- Czekaj - powiedział Chad - Ty i Carly spaliście ze sobą dwa razy? - zapytał brat Ashtona nadal nie wierząc w to co właśnie powiedział mu jego brat.
- Jezu Chad pojmij to wreszcie! - warknął Ashton chodząc po jego salonie.
- Dobra, uspokój się. Przecież w tym nie ma nic złego - powiedział.
- Chad czy ty w ogóle mnie słuchałeś? - spytał zirytowany.
- Nooo... tak - powiedział Chad.
- To jest jak gadanie do ściany - jęknął Ashton opadając na kanapę.
- Hej! - oburzył się Chad - Nie obrażaj starszego brata - wskazał na niego placem.
Ashton wywrócił oczami i schował twarz w dłonie. Zaraz patrząc na niego spod byka.
- Jestem jak już atrakcyjną ścianą - dodał.
- Ugh!

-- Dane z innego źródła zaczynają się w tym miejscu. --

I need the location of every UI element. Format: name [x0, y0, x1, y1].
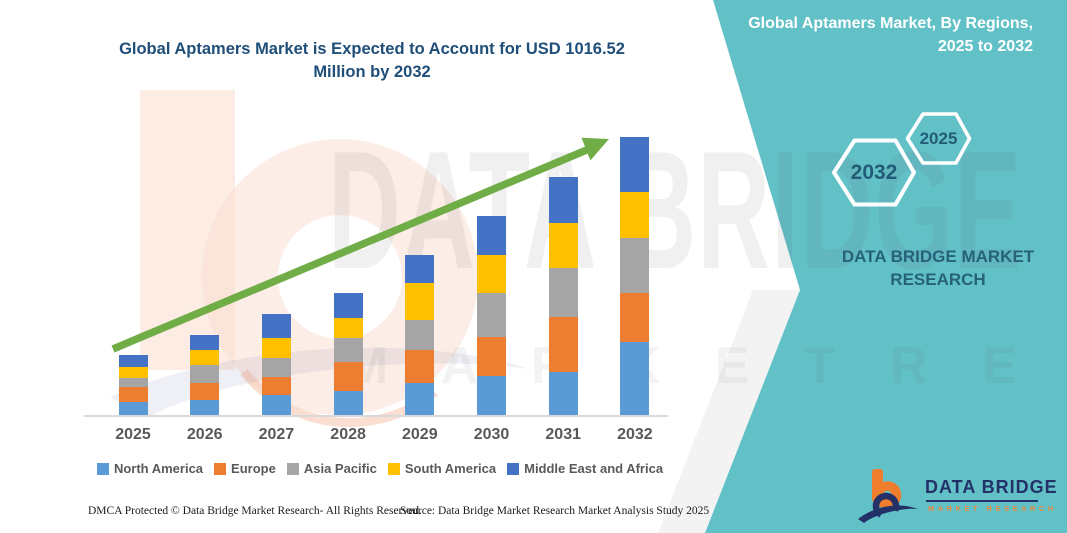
bar-2026-segment-asia-pacific: [190, 364, 220, 384]
brand-name-line2: RESEARCH: [890, 269, 986, 289]
bar-2027-segment-middle-east-and-africa: [261, 314, 291, 339]
logo-d-swoosh: [858, 505, 918, 523]
banner-title-line2: 2025 to 2032: [937, 38, 1033, 56]
bar-2027-segment-south-america: [261, 338, 291, 359]
bar-2026-segment-middle-east-and-africa: [190, 334, 220, 350]
bar-2031-segment-asia-pacific: [548, 268, 578, 317]
bar-2031-segment-north-america: [548, 371, 578, 415]
footer-source-text: Source: Data Bridge Market Research Mark…: [400, 505, 710, 517]
chart-legend: North America Europe Asia Pacific South Ame…: [80, 461, 680, 476]
x-axis-line: [84, 415, 668, 417]
bar-2025-segment-south-america: [118, 366, 148, 379]
legend-swatch-middle-east-and-africa: [507, 462, 520, 475]
bar-2032-segment-middle-east-and-africa: [620, 136, 650, 192]
bar-2032-segment-south-america: [620, 191, 650, 239]
bar-2027-segment-asia-pacific: [261, 358, 291, 377]
footer-dmca-text: DMCA Protected © Data Bridge Market Rese…: [88, 505, 422, 517]
legend-item-europe: Europe: [214, 461, 276, 476]
bar-2026-segment-south-america: [190, 349, 220, 365]
bar-2030-segment-north-america: [477, 376, 506, 415]
bar-2025-segment-europe: [118, 386, 148, 402]
x-axis-label-2025: 2025: [115, 426, 151, 443]
bar-2032-segment-asia-pacific: [620, 238, 650, 294]
logo-divider-line: [926, 500, 1038, 502]
bar-2031-segment-europe: [548, 316, 578, 372]
databridge-logo-icon: [858, 469, 918, 523]
logo-subtitle: MARKET RESEARCH: [928, 504, 1057, 513]
brand-name-on-banner: DATA BRIDGE MARKET RESEARCH: [838, 246, 1038, 292]
x-axis-label-2032: 2032: [617, 426, 653, 443]
bar-2030-segment-middle-east-and-africa: [477, 215, 506, 256]
bar-2028-segment-europe: [333, 361, 363, 391]
bar-2028-segment-asia-pacific: [333, 338, 363, 362]
bar-2030-segment-asia-pacific: [477, 293, 506, 337]
bar-2032-segment-north-america: [620, 341, 650, 415]
x-axis-label-2029: 2029: [402, 426, 438, 443]
x-axis-label-2031: 2031: [545, 426, 581, 443]
bar-2028-segment-north-america: [333, 390, 363, 415]
watermark-b-stem: [140, 90, 235, 370]
legend-label-south-america: South America: [404, 461, 497, 476]
legend-label-north-america: North America: [113, 461, 204, 476]
banner-title-line1: Global Aptamers Market, By Regions,: [748, 15, 1033, 32]
bar-2026-segment-north-america: [190, 399, 220, 415]
trend-arrow-head: [581, 137, 609, 161]
brand-name-line1: DATA BRIDGE MARKET: [841, 247, 1035, 266]
x-axis-label-2027: 2027: [258, 426, 295, 443]
bar-2028-segment-middle-east-and-africa: [333, 293, 363, 319]
x-axis-label-2030: 2030: [473, 426, 510, 443]
bar-2031-segment-south-america: [548, 223, 578, 269]
logo-wordmark: DATA BRIDGE: [925, 477, 1058, 497]
watermark-swoosh: [110, 347, 530, 418]
legend-swatch-north-america: [96, 462, 109, 475]
hexagon-2032-outline: [832, 138, 916, 207]
bar-2025-segment-middle-east-and-africa: [118, 354, 148, 367]
hexagon-2025: 2025: [905, 112, 972, 165]
legend-item-north-america: North America: [96, 461, 204, 476]
hexagon-2025-outline: [905, 112, 972, 165]
legend-label-asia-pacific: Asia Pacific: [303, 461, 377, 476]
bar-2028-segment-south-america: [333, 318, 363, 339]
bar-2025-segment-north-america: [118, 401, 148, 415]
legend-swatch-europe: [214, 462, 227, 475]
x-axis-label-2028: 2028: [330, 426, 366, 443]
bar-2029-segment-europe: [405, 349, 435, 384]
bar-2029-segment-south-america: [405, 283, 435, 320]
legend-label-europe: Europe: [231, 461, 276, 476]
legend-label-middle-east-and-africa: Middle East and Africa: [524, 461, 664, 476]
bar-2027-segment-europe: [261, 376, 291, 396]
bar-2025-segment-asia-pacific: [118, 378, 148, 387]
legend-item-asia-pacific: Asia Pacific: [286, 461, 377, 476]
legend-item-south-america: South America: [387, 461, 497, 476]
legend-swatch-south-america: [387, 462, 400, 475]
bar-2032-segment-europe: [620, 293, 650, 342]
bar-2027-segment-north-america: [261, 395, 291, 415]
x-axis-label-2026: 2026: [186, 426, 223, 443]
hexagon-2032: 2032: [831, 138, 917, 207]
legend-item-middle-east-and-africa: Middle East and Africa: [507, 461, 663, 476]
bar-2030-segment-europe: [477, 336, 506, 377]
hexagon-2032-label: 2032: [850, 160, 898, 184]
hexagon-2025-label: 2025: [919, 128, 958, 148]
legend-swatch-asia-pacific: [286, 462, 299, 475]
bar-2029-segment-north-america: [405, 383, 435, 415]
bar-2029-segment-middle-east-and-africa: [405, 255, 435, 284]
bar-2030-segment-south-america: [477, 255, 506, 294]
logo-b-bowl: [873, 481, 902, 509]
bar-2026-segment-europe: [190, 383, 220, 400]
chart-title: Global Aptamers Market is Expected to Ac…: [119, 40, 625, 82]
banner-title: Global Aptamers Market, By Regions, 2025…: [713, 12, 1033, 58]
bar-2029-segment-asia-pacific: [405, 319, 435, 350]
bar-2031-segment-middle-east-and-africa: [548, 176, 578, 224]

Chyba już wolałbym powiedzieć to Faizie - mruknął.
- Więc teraz jesteście przyjaciółmi od seksu? - spytał.
- Jezu tak Chad - bąknął Ashton.
- Na twoim miejscu bym się cieszył - powiedział.
Ashton spojrzał na brata i uniósł brew.
- Ja ją kocham idioto! - warknął.
Chad otworzył szerzej oczy i zamilkł.
- To zmienia postać rzeczy - powiedział delikatnie się uśmiechając.
- Wiedziałem, że to zły pomysł by do ciebie przychodzić - powiedział Ashton wstając.
- Czekaj - rzucił Chad - Będę poważny - dodał zatrzymując brata - Po za tym chyba nie masz do kogo iść.
Ashton wywrócił oczami i opadł na kanapę.
*
- Powiedz mu co czujesz - powiedziała Faiza.
- Gdyby było to takie łatwe - mruknęła Carly patrząc na swoje rzeczy wiszące na rurze w jej sypialni.
- Wiem, że nie jest - potwierdziła - Wiesz nadal nie potrafię sobie wyobrazić ciebie i Ash'a robiących to... - powiedziała.
Carly spojrzała na nią przez ramię i wywróciła oczami.
- To nie wyobrażaj - prychnęła Carly wyciągając jedną sukienkę i przykładając do siebie - A ta? - spytała unosząc brew.
- No i ten różowawy płaszczyk - powiedziała wskazując wzrokiem na ubranie.
- A buty? - spytała.
- Szpilki - uśmiechnęła się Faiza.
- Szpilki? - spytała - Myślałam nad czymś bardziej w stylu martensów - wyjaśniła Carly.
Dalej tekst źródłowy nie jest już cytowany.